Osaka University, Japan
Scientific Tracks Abstracts: J Clin Exp Cardiolog
In contrast to hypertrophic cardiomyopathy, there has been reported no specific pattern of cardiomyocyte array in dilated cardiomyopathy (DCM). This might be because it has been assessed only on heart tissue sections two-dimensionally (2D). To address this issue, we sought to evaluate cardiomyocyte alignment in DCM three-dimensionally (3D) using intravital heart imaging techniques. We observed cardiomyocytes of membrane fluorescent reporter mice up to 100μm depth by an intravital imaging system with two-photon microscopy. On each 2D image taken at 1μm interval, the angles of cardiomyocytes from a vertical line were measured and their distribution was plotted. Then the plots of all layers were merged so that layer-to-layer change of angle distribution can be visualized. In these merged plots, cardiomyocytes exhibited several peaks with a certain spread around each peak, suggesting that cardiomyocytes change their alignments by every layer in 3D and position twistedly even in a single layer. We next assessed cardiac mutant Troponin T knock-in mice as a DCM model. The angle distribution in these mice was less various within a single layer and between layers as well. These results indicates that cardiomyocytes of DCM model mice align homogeneously both in two- and three-dimensionally (Figure). To determine how homogeneous alignment contributes to cardiomyocyte contractility, we captured the motion of cultured cardiomyocytes and found that cardiomyocytes seeded on the top of linearly aligned fibres show greater motion than those seeded on randomly aligned fibres. Using intravital imaging, we have provided a first evidence of cardiomyocyte array in 3D and demonstrated that cardiomyocytes of DCM model mice align homogeneously both in 2D and in 3D. Homogeneous alignment of those mice might be the consequences of impaired cardiac function as a way to increase left ventricular contractility.
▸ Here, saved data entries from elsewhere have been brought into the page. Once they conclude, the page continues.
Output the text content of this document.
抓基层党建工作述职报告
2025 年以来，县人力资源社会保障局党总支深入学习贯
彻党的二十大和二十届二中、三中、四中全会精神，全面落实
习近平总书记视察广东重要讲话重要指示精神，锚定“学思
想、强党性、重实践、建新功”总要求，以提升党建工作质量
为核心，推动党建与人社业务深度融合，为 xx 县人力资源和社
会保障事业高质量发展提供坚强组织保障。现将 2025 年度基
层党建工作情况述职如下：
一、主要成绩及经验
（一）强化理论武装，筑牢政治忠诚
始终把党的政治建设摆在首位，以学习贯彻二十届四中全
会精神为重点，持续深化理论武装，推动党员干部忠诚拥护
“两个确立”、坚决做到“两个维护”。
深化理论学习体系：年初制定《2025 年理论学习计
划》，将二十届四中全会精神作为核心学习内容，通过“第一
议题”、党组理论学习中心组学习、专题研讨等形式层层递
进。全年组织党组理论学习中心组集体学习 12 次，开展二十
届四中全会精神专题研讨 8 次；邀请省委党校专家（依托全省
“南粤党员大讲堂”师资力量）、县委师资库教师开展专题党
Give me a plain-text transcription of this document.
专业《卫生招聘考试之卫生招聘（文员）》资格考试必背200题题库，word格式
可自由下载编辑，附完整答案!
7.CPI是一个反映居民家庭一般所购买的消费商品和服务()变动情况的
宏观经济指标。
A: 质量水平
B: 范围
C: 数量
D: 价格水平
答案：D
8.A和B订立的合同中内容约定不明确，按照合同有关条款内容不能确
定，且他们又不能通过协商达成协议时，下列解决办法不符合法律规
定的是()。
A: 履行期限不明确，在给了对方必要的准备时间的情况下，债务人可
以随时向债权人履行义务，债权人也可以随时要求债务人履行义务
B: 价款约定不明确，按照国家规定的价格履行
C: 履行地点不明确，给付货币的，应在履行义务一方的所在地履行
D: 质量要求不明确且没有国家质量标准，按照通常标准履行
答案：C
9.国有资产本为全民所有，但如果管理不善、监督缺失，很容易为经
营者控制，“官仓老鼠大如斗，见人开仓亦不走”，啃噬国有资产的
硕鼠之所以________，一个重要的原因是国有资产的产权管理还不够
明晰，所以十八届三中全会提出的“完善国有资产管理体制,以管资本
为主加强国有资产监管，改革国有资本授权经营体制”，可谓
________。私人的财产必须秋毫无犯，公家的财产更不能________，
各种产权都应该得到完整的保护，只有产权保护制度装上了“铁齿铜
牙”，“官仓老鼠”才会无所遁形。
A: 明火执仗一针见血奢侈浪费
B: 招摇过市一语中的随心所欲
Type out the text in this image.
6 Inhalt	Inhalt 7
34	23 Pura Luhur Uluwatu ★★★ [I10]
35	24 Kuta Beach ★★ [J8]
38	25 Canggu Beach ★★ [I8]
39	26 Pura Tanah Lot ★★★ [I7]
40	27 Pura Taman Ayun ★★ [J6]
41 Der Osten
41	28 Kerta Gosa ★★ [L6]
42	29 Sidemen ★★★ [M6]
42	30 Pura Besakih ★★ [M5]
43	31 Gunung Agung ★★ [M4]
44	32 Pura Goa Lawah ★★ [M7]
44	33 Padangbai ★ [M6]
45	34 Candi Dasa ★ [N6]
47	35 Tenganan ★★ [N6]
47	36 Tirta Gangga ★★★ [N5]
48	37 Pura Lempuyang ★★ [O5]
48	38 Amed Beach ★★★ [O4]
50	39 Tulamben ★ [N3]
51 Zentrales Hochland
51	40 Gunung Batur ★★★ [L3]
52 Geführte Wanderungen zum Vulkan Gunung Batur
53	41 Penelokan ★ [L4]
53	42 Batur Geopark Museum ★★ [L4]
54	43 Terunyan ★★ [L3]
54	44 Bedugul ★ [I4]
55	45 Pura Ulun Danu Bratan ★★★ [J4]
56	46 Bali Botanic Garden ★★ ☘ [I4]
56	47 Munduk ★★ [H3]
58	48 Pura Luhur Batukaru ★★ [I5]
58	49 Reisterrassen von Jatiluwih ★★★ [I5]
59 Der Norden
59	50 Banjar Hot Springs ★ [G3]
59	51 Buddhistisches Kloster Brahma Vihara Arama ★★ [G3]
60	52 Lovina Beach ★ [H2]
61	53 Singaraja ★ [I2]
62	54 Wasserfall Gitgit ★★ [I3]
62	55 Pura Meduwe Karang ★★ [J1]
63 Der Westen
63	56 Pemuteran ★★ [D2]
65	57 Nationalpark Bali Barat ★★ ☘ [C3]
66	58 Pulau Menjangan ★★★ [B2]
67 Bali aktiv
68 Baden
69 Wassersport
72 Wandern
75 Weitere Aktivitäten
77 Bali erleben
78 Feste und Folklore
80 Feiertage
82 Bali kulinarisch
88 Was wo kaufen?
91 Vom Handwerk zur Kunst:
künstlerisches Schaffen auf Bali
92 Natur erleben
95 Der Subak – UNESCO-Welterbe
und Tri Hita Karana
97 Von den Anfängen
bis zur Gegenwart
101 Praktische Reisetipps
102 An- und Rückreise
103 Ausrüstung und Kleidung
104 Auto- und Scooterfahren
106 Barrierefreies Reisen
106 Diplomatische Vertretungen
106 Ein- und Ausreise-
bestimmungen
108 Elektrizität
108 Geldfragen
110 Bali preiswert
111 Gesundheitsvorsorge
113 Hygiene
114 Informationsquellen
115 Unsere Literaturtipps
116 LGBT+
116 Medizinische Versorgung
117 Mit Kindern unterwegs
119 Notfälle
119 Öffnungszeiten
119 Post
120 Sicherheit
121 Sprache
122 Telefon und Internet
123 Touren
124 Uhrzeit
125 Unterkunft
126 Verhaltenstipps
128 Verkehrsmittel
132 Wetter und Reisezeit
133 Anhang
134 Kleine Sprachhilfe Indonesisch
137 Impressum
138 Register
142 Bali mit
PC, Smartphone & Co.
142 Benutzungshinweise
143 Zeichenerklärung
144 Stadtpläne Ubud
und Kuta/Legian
Tomoaki Higo has his expertise in molecular cardiology. He has started his career as a basic researcher by focusing on the molecular mechanisms by which DNA damage in cardiomyocytes and non-cardiomyocyte develops heart failure. He moved to Institute of Cancer Research, London in 2018 and has been investigating the relationship between cancer cell morphology and immunotherapy response at a systems level. Based on those experiences, he is now trying to understand how cardiomyocytes sense their surrounding environment and change their shape and intracellular signalling by utilising cutting-edge imaging technologies and systems biology.